The other very real possibility they recognise is that while DMS in the quantities detected is considered to be a robust bio signature, there is still the possibility that there exists a non-life chemical process that could also produce DMS at the levels they are seeing in the atmosphere of this hycean world. That also needs to be researched in both theory and in practice in a lab.
Caution Notes:
- Have they really detected DMS and DMDS is the quantities they claim? – This is still debatable
- Is DMS and/or DMDS in such quantities a robust bio signature? – This also is debatable
Bottom Line: Right now, you should be excited, not just about the possibility of life on another world, but that the JWST is capable of doing such a detection – that alone is a truly revolutionary moment. Remember, this is an exoplanet in orbit around a star that is 124 light-years away.
Are we alone?
We live in a galaxy that has between 100 to 400 billion stars in it. To translate that a bit, it is estimated that there are 300 million Earth-like planets in our Milky Way galaxy. If indeed life like us is a 1 in 1 million shot then such vast numbers spread over deep time means that highly improbable things are a certainty.

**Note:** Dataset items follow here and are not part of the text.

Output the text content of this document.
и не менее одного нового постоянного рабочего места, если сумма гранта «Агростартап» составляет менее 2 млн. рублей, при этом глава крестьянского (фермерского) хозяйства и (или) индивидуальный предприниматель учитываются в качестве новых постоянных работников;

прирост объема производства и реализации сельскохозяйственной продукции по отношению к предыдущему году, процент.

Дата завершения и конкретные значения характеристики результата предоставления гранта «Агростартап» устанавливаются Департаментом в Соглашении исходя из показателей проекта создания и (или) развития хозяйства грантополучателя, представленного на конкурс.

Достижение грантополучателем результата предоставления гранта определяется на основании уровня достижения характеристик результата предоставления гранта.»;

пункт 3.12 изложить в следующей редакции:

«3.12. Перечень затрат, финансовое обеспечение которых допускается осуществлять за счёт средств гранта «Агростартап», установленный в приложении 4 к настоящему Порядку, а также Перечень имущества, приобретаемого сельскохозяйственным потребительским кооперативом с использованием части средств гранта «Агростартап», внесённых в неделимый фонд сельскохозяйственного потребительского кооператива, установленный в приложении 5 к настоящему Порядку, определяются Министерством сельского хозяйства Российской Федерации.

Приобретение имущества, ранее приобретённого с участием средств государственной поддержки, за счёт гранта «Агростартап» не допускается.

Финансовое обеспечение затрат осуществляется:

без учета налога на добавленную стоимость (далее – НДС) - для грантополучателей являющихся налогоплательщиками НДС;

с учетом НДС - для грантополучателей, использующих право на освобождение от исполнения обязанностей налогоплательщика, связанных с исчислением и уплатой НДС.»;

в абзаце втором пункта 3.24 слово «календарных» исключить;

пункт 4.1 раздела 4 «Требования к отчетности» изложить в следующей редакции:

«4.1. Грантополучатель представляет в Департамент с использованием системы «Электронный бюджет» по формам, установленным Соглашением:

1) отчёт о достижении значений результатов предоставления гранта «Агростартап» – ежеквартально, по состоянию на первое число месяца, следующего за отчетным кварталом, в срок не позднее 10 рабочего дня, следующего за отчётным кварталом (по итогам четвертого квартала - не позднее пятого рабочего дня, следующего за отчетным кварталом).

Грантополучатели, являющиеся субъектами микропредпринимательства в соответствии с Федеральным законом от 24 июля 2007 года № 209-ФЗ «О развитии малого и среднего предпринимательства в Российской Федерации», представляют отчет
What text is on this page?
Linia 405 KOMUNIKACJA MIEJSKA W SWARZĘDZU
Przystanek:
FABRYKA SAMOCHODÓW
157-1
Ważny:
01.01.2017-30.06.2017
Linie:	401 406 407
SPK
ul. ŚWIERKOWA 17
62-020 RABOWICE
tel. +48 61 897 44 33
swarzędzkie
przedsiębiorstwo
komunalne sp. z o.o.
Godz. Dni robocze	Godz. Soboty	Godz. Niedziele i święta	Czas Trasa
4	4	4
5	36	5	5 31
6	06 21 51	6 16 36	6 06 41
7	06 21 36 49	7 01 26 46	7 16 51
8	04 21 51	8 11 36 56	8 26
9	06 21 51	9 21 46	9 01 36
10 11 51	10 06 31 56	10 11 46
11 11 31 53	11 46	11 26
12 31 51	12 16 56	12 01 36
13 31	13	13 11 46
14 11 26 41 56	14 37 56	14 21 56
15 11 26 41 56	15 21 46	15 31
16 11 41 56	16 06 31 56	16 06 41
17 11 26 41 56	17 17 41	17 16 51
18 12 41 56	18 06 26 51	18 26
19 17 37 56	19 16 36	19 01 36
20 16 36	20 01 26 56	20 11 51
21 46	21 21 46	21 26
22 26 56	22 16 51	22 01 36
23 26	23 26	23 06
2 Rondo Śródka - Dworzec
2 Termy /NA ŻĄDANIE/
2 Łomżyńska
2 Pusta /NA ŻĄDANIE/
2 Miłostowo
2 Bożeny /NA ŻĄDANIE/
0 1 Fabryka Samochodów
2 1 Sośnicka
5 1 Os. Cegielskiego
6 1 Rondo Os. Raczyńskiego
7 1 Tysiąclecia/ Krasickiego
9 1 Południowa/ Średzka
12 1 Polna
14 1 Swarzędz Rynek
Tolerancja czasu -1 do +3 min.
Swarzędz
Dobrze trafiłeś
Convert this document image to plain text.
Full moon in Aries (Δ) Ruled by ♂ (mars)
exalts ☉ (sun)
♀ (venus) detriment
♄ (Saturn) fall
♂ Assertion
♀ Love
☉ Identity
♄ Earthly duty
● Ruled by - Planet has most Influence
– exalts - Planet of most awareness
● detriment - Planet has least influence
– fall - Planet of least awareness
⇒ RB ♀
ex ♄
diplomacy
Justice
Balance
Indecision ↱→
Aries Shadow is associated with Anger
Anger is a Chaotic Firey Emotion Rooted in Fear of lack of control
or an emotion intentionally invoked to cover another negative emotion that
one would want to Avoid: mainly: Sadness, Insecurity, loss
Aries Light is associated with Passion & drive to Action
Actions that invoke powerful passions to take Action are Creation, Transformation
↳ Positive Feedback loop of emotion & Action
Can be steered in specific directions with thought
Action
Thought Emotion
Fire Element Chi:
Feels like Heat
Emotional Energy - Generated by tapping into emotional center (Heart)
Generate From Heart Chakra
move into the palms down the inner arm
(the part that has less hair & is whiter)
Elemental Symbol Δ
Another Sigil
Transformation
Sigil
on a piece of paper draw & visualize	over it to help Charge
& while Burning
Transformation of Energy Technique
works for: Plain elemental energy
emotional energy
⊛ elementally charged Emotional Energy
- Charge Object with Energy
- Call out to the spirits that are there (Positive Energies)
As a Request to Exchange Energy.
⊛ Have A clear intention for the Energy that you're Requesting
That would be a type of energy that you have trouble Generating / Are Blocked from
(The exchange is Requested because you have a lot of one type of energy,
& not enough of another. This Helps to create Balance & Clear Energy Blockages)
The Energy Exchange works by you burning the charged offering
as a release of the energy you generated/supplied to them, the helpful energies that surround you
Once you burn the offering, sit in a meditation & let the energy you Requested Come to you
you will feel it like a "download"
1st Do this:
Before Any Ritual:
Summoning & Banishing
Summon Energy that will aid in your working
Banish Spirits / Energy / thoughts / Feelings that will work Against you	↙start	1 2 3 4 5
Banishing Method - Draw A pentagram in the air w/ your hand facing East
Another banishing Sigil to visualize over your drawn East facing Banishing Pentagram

But wait, that’s just our one galaxy. The estimate of the number of other galaxies in the observable universe is that there are over 2 trillion out there, and that is just the part we can see. Beyond what can be observed there could be many many more, so many more that we just can’t wrap out heads around how many more.
Feeling small yet?
If asked “Are we alone?“, I’d personally lean in the direction of “probably not“, but right now we just do not know.
I rather like this quote.
“Two possibilities exist: either we are alone in the Universe or we are not. Both are equally terrifying.”
Commonly attributed to Arthur C. Clarke … but I can’t find anything to confirm that he really did say it (sort of like life out there – we don’t truly know)
If asked, “are we alone“, then what do you think?